Celle de la Hype Technologique, où il faut déconstruire le mythe Mistral AI pour en extraire une leçon stratégique. Celle du Piège Systémique, où le DG des Laboratoires Delbert se retrouve seul face à l'État, pris en étau entre la vie de ses patients et la survie de son entreprise. Et celle de la Friction Interne, où le géant KNDS doit transformer une décennie de querelles intestines en une machine de guerre crédible pour les marchés.
Trois fronts, trois batailles, mais un seul ennemi : l'angle mort.
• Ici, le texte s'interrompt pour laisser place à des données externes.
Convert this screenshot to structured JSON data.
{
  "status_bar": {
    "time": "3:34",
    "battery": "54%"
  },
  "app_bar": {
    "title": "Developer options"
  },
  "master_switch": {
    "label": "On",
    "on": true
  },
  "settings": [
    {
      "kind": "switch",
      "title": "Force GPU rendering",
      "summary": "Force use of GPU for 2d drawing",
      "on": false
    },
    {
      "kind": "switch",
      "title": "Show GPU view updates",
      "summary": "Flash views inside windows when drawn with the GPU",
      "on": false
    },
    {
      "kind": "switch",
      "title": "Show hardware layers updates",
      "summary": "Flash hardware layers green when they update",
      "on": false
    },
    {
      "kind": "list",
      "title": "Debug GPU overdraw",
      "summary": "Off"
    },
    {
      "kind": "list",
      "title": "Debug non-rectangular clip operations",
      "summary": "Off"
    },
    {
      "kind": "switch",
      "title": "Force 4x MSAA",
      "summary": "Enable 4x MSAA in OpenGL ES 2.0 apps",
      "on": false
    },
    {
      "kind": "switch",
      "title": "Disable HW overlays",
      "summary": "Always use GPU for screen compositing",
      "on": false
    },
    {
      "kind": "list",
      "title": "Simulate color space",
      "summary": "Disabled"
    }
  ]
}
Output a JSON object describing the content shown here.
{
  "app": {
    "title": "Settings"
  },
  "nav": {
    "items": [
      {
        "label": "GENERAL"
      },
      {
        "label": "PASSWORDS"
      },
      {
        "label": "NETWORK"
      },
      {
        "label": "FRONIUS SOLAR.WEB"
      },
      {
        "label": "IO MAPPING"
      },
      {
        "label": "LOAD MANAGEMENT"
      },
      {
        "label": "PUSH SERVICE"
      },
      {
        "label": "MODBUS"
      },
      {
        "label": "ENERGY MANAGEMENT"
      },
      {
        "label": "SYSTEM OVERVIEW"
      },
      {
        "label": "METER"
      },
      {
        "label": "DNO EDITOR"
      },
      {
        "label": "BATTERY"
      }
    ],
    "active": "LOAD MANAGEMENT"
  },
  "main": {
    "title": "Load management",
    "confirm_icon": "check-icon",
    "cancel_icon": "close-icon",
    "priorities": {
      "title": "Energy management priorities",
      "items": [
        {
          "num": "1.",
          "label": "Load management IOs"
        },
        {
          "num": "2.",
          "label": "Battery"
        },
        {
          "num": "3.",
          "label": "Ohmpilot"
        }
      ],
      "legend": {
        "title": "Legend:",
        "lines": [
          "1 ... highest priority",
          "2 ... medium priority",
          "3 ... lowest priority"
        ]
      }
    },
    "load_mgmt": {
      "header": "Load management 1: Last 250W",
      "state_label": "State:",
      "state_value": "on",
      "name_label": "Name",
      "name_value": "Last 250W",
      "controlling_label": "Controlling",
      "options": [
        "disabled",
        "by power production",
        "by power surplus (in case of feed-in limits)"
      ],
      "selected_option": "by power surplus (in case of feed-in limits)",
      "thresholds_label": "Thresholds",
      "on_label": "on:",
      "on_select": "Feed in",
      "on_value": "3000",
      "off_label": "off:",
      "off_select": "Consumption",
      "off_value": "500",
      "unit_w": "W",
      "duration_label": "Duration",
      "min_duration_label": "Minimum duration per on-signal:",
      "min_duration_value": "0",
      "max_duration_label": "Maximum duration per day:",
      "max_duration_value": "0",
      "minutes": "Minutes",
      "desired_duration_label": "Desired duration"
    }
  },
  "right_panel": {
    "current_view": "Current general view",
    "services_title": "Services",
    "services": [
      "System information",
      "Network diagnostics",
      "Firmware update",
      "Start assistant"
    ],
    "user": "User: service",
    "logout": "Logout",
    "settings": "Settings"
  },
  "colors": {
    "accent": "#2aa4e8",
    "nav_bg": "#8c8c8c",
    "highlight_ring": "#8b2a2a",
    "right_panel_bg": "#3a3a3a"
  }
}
Ce point aveugle que la crise, la pression ou la complexité créent dans votre propre vision. Car le plus grand risque n'est jamais la situation elle-même, mais la faille qu'elle révèle dans votre pilotage.
Si cette édition vous interpelle, partagez-la avec un pair confronté aux mêmes défis.

Mistral AI : La leçon de stratégie que personne ne vous donne
Le bruit est assourdissant.
Mistral AI. La décacorne française. Le champion européen. Le contrepoids à OpenAI.
Chaque matin, la presse économique vous sert la même histoire. Simple, séduisante, presque héroïque. Et avec elle, une pression implicite : ne pas rater "le virage de l'IA". L'incertitude technologique est l'une des plus anxiogènes pour un dirigeant. Prendre la mauvaise décision, ou pire, ne pas en prendre, peut coûter cher.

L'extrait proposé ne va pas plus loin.